I think you don't understand the answer. When customers buy iPhone, they already paid a plenty amount of money for accessing third party apps via App Store since it's so essential and inherently indivisible value from iOS and iPhone, in favor of Apple's argument. Apple may not be obligated to subsidize developers with direct cash, but to pay operational expenses for App Store since there is no alternatives. Otherwise, it would be a textbook example of abusing monopolistic power.
I don't really see why there would be any expectation of that from the legal system or for ordinary people, other than that Apple obviously shouldn't drastically reduce functionality of iPhones which they have already sold. But again, I don't think anyone is suggesting that Apple might stop having an App Store altogether, or that the outcome of any of these legal battles would be that iPhone users would have significantly reduced access to third-party software. You're just talking about who ought to pay for the costs of distributing third-party software to iPhones.
Summerlight's point was that if you take Apple's argument at face value (that iOS and the App Store are so tightly integrated as to be indivisible), then it boggles the mind that Apple could then turn around and sell you iOS (via an iPhone purchase) but not include the App Store in that same transaction.
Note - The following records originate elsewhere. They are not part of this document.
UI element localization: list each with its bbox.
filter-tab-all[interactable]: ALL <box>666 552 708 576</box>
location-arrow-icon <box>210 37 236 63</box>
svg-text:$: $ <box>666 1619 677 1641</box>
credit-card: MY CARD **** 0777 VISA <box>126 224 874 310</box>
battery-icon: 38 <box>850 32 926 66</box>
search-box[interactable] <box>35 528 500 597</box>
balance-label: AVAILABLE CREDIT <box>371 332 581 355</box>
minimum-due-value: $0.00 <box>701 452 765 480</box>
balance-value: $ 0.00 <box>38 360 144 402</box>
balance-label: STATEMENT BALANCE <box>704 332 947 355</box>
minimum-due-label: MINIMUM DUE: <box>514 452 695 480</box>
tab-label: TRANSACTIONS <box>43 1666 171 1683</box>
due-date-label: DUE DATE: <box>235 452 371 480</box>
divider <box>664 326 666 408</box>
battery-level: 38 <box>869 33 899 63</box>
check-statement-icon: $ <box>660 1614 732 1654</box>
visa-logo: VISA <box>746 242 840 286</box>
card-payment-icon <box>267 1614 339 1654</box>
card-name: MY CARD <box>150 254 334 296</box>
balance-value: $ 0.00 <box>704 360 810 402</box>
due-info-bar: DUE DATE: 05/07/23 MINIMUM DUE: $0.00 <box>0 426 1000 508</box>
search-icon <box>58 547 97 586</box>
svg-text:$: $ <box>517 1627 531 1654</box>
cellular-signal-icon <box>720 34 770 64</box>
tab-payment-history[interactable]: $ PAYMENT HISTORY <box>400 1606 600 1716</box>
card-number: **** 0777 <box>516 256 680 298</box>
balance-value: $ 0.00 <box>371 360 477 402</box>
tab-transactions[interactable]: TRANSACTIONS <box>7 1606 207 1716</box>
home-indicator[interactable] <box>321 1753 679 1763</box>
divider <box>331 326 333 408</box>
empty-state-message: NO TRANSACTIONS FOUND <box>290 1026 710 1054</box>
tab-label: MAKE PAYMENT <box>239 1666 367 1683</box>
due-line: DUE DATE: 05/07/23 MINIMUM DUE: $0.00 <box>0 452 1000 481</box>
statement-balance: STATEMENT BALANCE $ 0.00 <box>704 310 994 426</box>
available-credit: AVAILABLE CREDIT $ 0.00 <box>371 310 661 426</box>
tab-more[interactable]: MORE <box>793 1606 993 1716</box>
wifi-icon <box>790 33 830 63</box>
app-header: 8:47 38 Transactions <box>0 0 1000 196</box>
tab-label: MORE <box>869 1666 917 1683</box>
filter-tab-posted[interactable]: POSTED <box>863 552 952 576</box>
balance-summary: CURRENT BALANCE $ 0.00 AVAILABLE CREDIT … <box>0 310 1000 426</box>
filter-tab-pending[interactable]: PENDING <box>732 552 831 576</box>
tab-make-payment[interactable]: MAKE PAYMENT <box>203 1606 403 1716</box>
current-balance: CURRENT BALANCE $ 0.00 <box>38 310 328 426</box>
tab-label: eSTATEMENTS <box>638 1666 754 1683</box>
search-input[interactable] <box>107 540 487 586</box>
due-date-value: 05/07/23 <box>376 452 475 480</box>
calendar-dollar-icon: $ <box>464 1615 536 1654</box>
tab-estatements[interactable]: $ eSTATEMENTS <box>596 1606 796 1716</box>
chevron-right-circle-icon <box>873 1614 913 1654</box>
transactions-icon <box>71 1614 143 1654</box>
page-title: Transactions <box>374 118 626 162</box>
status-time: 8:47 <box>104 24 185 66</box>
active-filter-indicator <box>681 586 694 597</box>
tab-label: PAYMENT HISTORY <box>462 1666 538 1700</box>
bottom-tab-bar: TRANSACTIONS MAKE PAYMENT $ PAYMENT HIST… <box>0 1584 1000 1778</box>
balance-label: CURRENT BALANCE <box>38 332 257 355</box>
Or, in a sentence: you can't claim something is indivisible, and then charge for its pieces separately and at separate times.
Your point is probably that developers and customers are two separate groups, and there's a history of making a thing free to customers (the App Store) while charging vendors (developers) for the privilege.
> Summerlight's point was that if you take Apple's argument at face value (that iOS and the App Store are so tightly integrated as to be indivisible), then it boggles the mind that Apple could then turn around and sell you iOS (via an iPhone purchase) but not include the App Store in that same transaction.
I just don't see how your "then" follows from your "if" at all! The integration of iOS and the App Store is from a user's perspective. No one seriously believes that Apple is claiming that the two things are literally physically impossible to split up technically. You might as well be arguing that it boggles the mind for the calculator app to be free, but for iCloud storage to cost money!
> No one seriously believes that Apple is claiming that the two things are literally physically impossible to split up technically.
Except Apple in the court does. That is the exact stance why they cannot allow third party stores and browser engines since those are technically a part of indivisible OS services. Of course, this is obviously BS and inconsistent to many other Apple's business practice, anyway it's their official legal stance in nearly all of its antitrust lawsuits.
That's not true at all. They're not claiming they can't split it up technically. They're claiming that part of the end-to-end user experience is that users trust the App Store because Apple has oversight into the entire chain from downloading apps to the OS to taking payment information on their devices. If they have to open it up to other parties, then that chain of trust is broken.